Both tadpoles and shells are seen primarily in module B (Figure 8). The module B grism has anti-reflective coating on only one side. The module A grism has the coating on both sides, significantly suppressing these artifacts.
Tadpoles
Each tadpole consists of either one bright knot or multiple bright knots in a line parallel to the spectral traces in Grism C data (Figure 9) or at an angle in Grism R module B.
Tadpole brightness is correlated with source continuum brightness. A source with F322W2 continuum AB mag 17 (19.5) yields a tadpole head with brightness ~10 (1) DN/s.
Tadpole locations
The tadpoles are observed near the spectral trace, far (~1.5 arcmin) from the direct-imaging position (the position of the source if the pupil were set clear). The tadpole head is offset from the direct-imaging position by roughly (-40, 1385) pixels in (x, y) in F322W data and (36, 1350) pixels in F444W data. This position varies by up to 10 pixels depending primarily on the x position. Note the tadpole is offset to the left in F322W2 and the right in F444W.
Weaker tadpoles observed in Grism R modules A and B
While tadpoles are strongest in Grism C module B, they are also observed more weakly in Grism R and in module A (Figure 11).
Grism R module B tadpoles are not parallel to the spectral traces, but rather at an angle. They appear to be isolated to the upper few hundred pixels in y on the detector. Unlike the Grism C tadpoles, these move with respect to the spectra when dithering.
Tadpoles may also appear in module A data, though significantly suppressed by the anti-reflective coating. One possible example is shown in Figure 11. It is parallel to the spectral traces.

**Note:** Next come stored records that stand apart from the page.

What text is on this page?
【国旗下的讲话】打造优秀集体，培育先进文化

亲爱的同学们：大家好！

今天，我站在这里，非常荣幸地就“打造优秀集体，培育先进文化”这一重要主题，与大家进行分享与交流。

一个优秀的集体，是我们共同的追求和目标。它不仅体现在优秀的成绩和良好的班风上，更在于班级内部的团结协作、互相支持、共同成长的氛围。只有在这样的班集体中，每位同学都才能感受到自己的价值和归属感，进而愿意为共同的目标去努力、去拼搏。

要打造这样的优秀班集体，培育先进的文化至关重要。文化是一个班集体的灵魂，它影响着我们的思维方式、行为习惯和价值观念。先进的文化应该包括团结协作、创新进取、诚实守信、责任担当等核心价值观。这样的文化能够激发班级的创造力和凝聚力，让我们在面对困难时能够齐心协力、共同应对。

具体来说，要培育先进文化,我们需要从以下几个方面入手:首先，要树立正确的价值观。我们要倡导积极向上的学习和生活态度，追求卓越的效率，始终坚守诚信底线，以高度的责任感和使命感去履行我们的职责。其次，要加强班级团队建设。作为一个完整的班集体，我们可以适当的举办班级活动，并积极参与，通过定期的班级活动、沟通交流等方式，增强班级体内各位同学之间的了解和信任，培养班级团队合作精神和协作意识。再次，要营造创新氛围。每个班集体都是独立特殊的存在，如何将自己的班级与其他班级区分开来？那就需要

Ripple pattern during NIRSpec MSA parallel observation
In cases where NIRCam is used in parallel with NIRSpec MOS observations, if NIRSpec suffers an optical short in the MSA, it is possible for some of the resulting light to make its way to the NIRCam detectors. The figure below shows an example of this, in the ripple pattern below. This pattern doesn't move with dithering. Affected images also have higher than expected background levels. Typically, only the longwave detectors are affected, but it is possible for the shortwave detectors to be impacted as well.
Other scattered light anomalies
This section shows examples of other anomalies whose sources are not yet understood. These anomalies are much more rare, sometimes occurring in only several programs since launch.
Large area parallel striping
In a very small number of cases, a series of parallel stripes have been observed crossing multiple detectors. These stripes shift positions with dithering. It is thought that they are caused by scattered light or a diffraction spike from a very bright source located far from the detectors' field of view.
Primary mirror images
In some cases, very bright sources located on or close to the detectors can lead to images of the primary mirror to appear in the data. Figure 15 shows a case where bright stars located within the gap between detectors have resulted in an image of the primary mirror segments to appear in the data. The image at the top shows the images from all 10 NIRCam detectors. The images of the mirror segments appear in the A1 and A2 detectors on the left side. The image at the bottom shows a zoomed in view of detector A1, where the images of the mirror segments are visible in the left half of the image.
Persistence During Slews
In a limited number of cases, it appears that very bright objects crossing the NIRCam field of view during a slew have induced persistence that was visible on subsequent images. Figure 16 shows two examples. At the top, there are 4 horizontal lines that cross the entire detector. Most likely these lines come from 4 bright sources crossing the detector during a slew. In the bottom image, there is a complex pattern of lines at several different angles. These are from bright sources being moved around the detector during a series of dithers.